On October 8 a three-person British team arrived at base camp with the same climbing objective. [The British team reached the summit on October 17 via the north face, see below— Ed.] The arrival of a new team and the deep snow were just the incentive for us to try the peak via another route. We left base camp on October 10, collecting equipment from caches and making carries farther up the valley. It took two further days, wading through deep, unconsolidated snow, to get established at a 5,300m col on the southwest ridge, from which we felt we could make a summit bid.
We left high camp at 1 a.m. on October 13, descending ca. 300m to a glacier on the south face. We spent several hours in the dark ascending the snowy face. Fortunately, wed brought snowshoes. We gained the southwest ridge around 5 a.m. and once on the crest we followed it directly to the summit. Daylight arrived at 7 a.m., and we reached the summit at 8:45 a.m. The fine weather afforded spectacular views of the Daxue Shan to the east and many other mountains in every direction. We descended the same route and arrived back at high camp by 2 p.m.

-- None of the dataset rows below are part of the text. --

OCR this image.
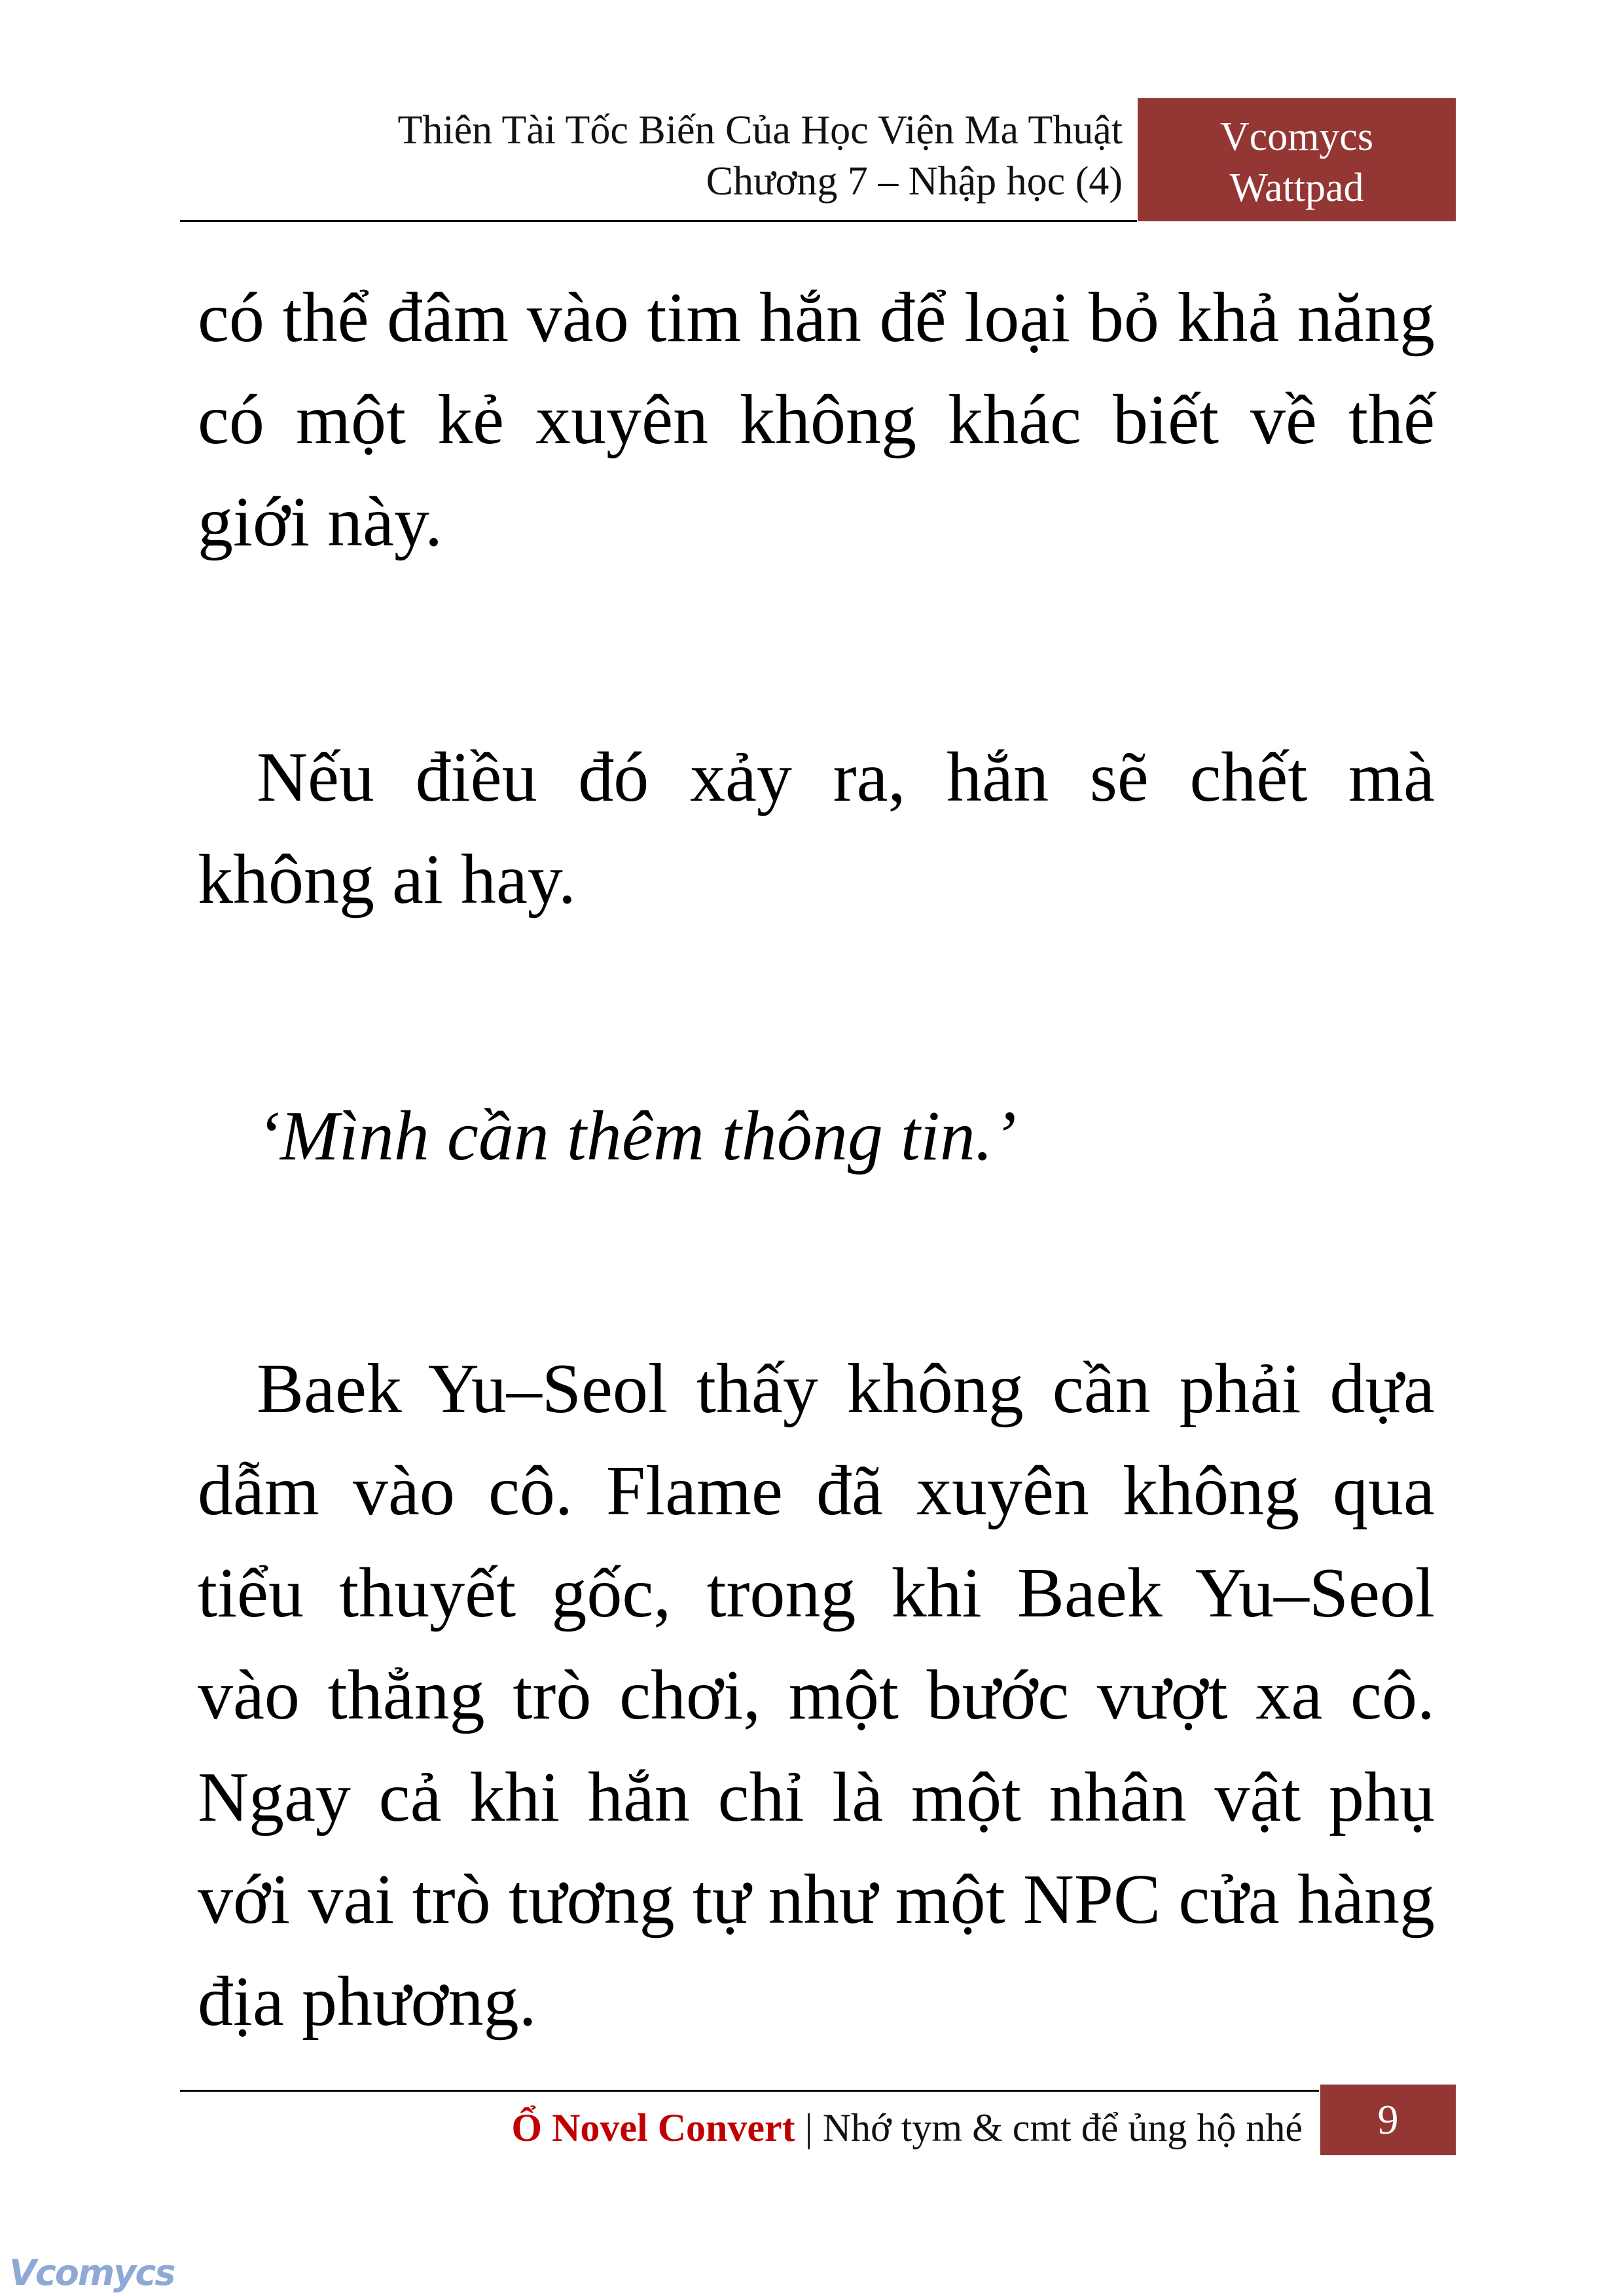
Thiên Tài Tốc Biến Của Học Viện Ma Thuật
Chương 7 – Nhập học (4)
Vcomycs
Wattpad

có thể đâm vào tim hắn để loại bỏ khả năng có một kẻ xuyên không khác biết về thế giới này.

Nếu điều đó xảy ra, hắn sẽ chết mà không ai hay.

‘Mình cần thêm thông tin.’

Baek Yu–Seol thấy không cần phải dựa dẫm vào cô. Flame đã xuyên không qua tiểu thuyết gốc, trong khi Baek Yu–Seol vào thẳng trò chơi, một bước vượt xa cô. Ngay cả khi hắn chỉ là một nhân vật phụ với vai trò tương tự như một NPC cửa hàng địa phương.

Ổ Novel Convert | Nhớ tym & cmt để ủng hộ nhé	9
Vcomycs
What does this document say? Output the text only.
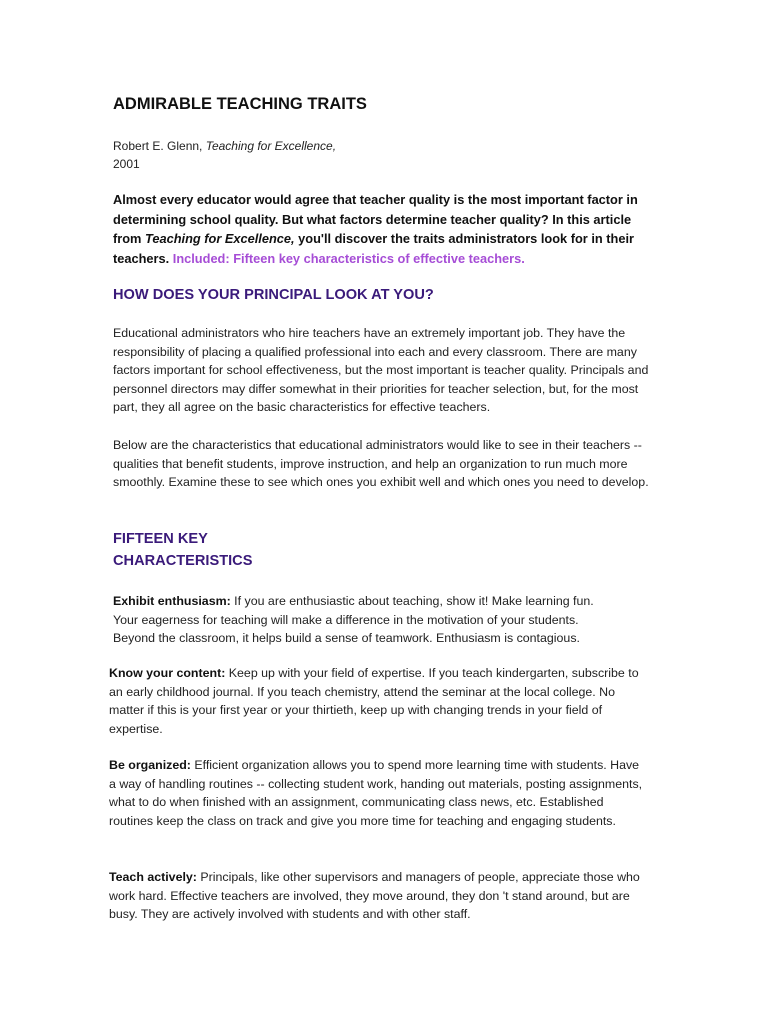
ADMIRABLE TEACHING TRAITS

Robert E. Glenn, Teaching for Excellence,
2001

Almost every educator would agree that teacher quality is the most important factor in determining school quality. But what factors determine teacher quality? In this article from Teaching for Excellence, you'll discover the traits administrators look for in their teachers. Included: Fifteen key characteristics of effective teachers.

HOW DOES YOUR PRINCIPAL LOOK AT YOU?

Educational administrators who hire teachers have an extremely important job. They have the responsibility of placing a qualified professional into each and every classroom. There are many factors important for school effectiveness, but the most important is teacher quality. Principals and personnel directors may differ somewhat in their priorities for teacher selection, but, for the most part, they all agree on the basic characteristics for effective teachers.

Below are the characteristics that educational administrators would like to see in their teachers -- qualities that benefit students, improve instruction, and help an organization to run much more smoothly. Examine these to see which ones you exhibit well and which ones you need to develop.

FIFTEEN KEY CHARACTERISTICS

Exhibit enthusiasm: If you are enthusiastic about teaching, show it! Make learning fun. Your eagerness for teaching will make a difference in the motivation of your students. Beyond the classroom, it helps build a sense of teamwork. Enthusiasm is contagious.

Know your content: Keep up with your field of expertise. If you teach kindergarten, subscribe to an early childhood journal. If you teach chemistry, attend the seminar at the local college. No matter if this is your first year or your thirtieth, keep up with changing trends in your field of expertise.

Be organized: Efficient organization allows you to spend more learning time with students. Have a way of handling routines -- collecting student work, handing out materials, posting assignments, what to do when finished with an assignment, communicating class news, etc. Established routines keep the class on track and give you more time for teaching and engaging students.

Teach actively: Principals, like other supervisors and managers of people, appreciate those who work hard. Effective teachers are involved, they move around, they don 't stand around, but are busy. They are actively involved with students and with other staff.
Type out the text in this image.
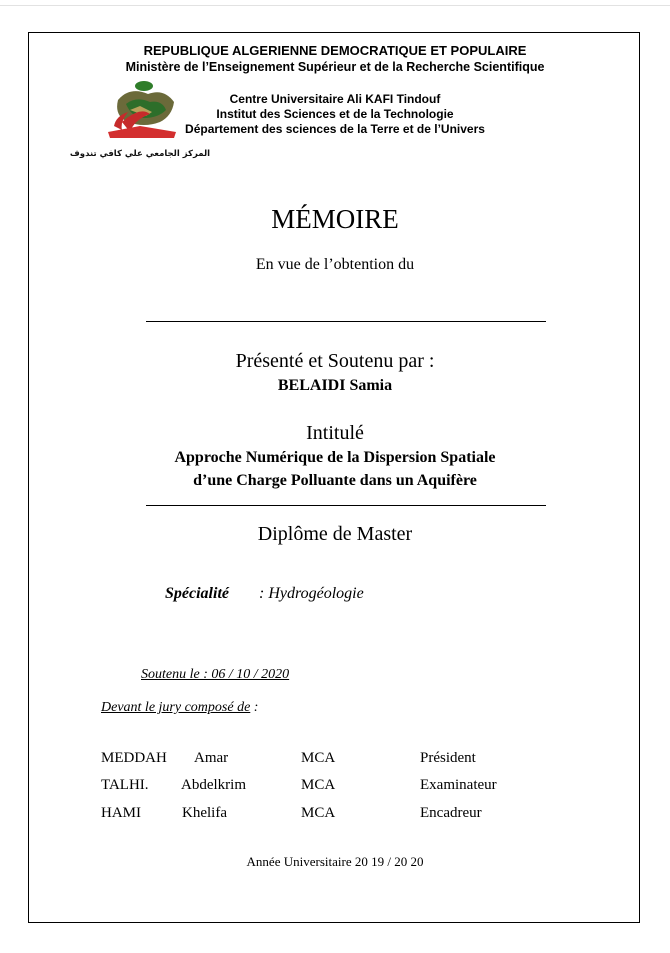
REPUBLIQUE ALGERIENNE DEMOCRATIQUE ET POPULAIRE
Ministère de l’Enseignement Supérieur et de la Recherche Scientifique
المركز الجامعي علي كافي تندوف
Centre Universitaire Ali KAFI Tindouf
Institut des Sciences et de la Technologie
Département des sciences de la Terre et de l’Univers
MÉMOIRE
En vue de l’obtention du
Présenté et Soutenu par :
BELAIDI Samia
Intitulé
Approche Numérique de la Dispersion Spatiale
d’une Charge Polluante dans un Aquifère
Diplôme de Master
Spécialité : Hydrogéologie
Soutenu le : 06 / 10 / 2020
Devant le jury composé de :
MEDDAH Amar	MCA	Président
TALHI. Abdelkrim	MCA	Examinateur
HAMI	Khelifa	MCA	Encadreur
Année Universitaire 20 19 / 20 20
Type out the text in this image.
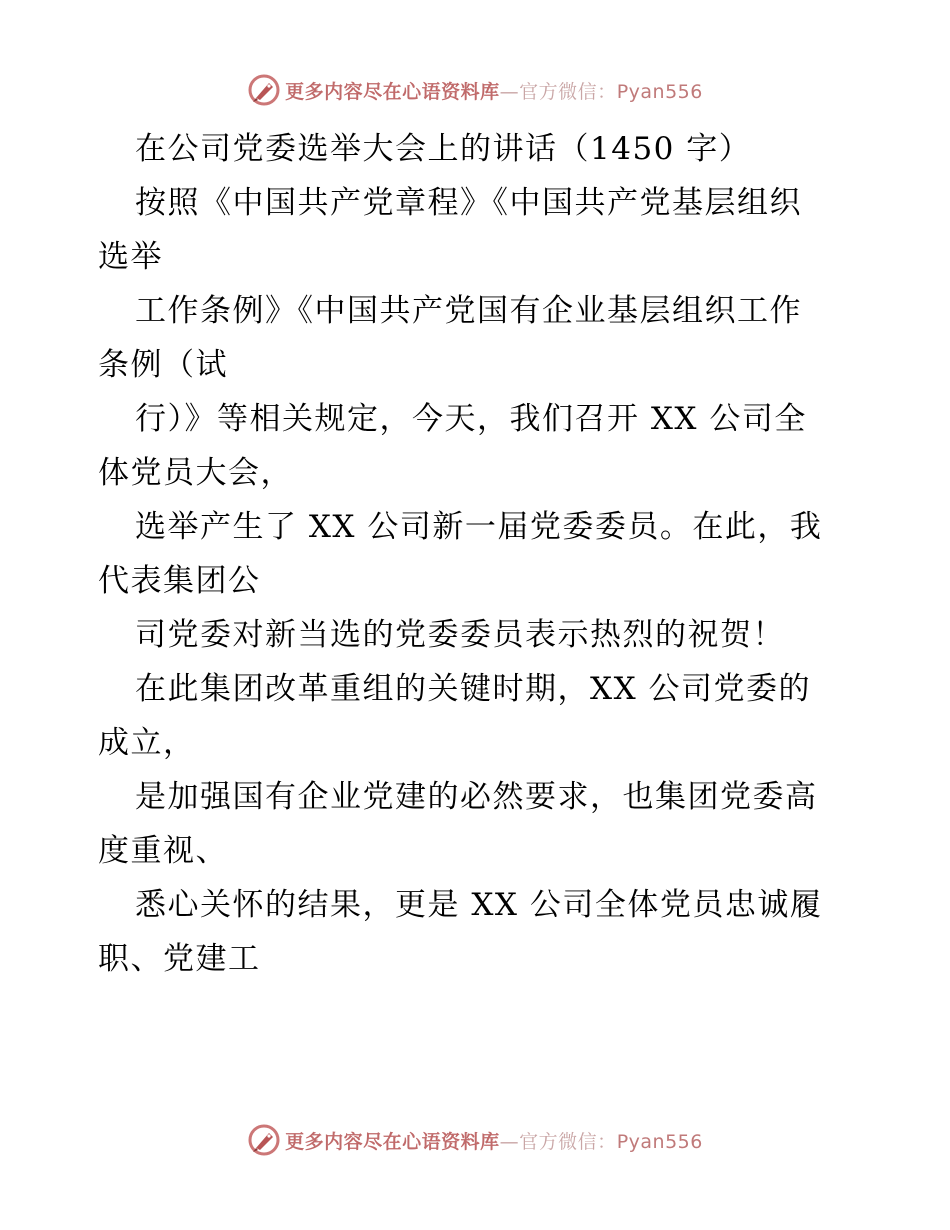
更多内容尽在心语资料库—官方微信：Pyan556
在公司党委选举大会上的讲话（1450 字）
按照《中国共产党章程》《中国共产党基层组织
选举
工作条例》《中国共产党国有企业基层组织工作
条例（试
行）》等相关规定，今天，我们召开 XX 公司全
体党员大会，
选举产生了 XX 公司新一届党委委员。在此，我
代表集团公
司党委对新当选的党委委员表示热烈的祝贺！
在此集团改革重组的关键时期，XX 公司党委的
成立，
是加强国有企业党建的必然要求，也集团党委高
度重视、
悉心关怀的结果，更是 XX 公司全体党员忠诚履
职、党建工
更多内容尽在心语资料库—官方微信：Pyan556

After returning to base camp, we spent the next four days resting and deciding on another objective. On October 19 a staff member drove us across the Zhopu pasture, getting as close as possible to the base of Jarjinjabo, a striking 5,812m peak ca. 15km northwest of Xiashe. After four days we established a high camp, but a storm arrived and lasted for over 50 hours. Unable to wait any longer, we abandoned our plans and on the 25th returned to the Zhopu Monastery, where the staff was waiting. The team was back in Chengdu on October 30.
The expedition was awarded a 2005 Shipton/Tilman grant by W.L. Gore.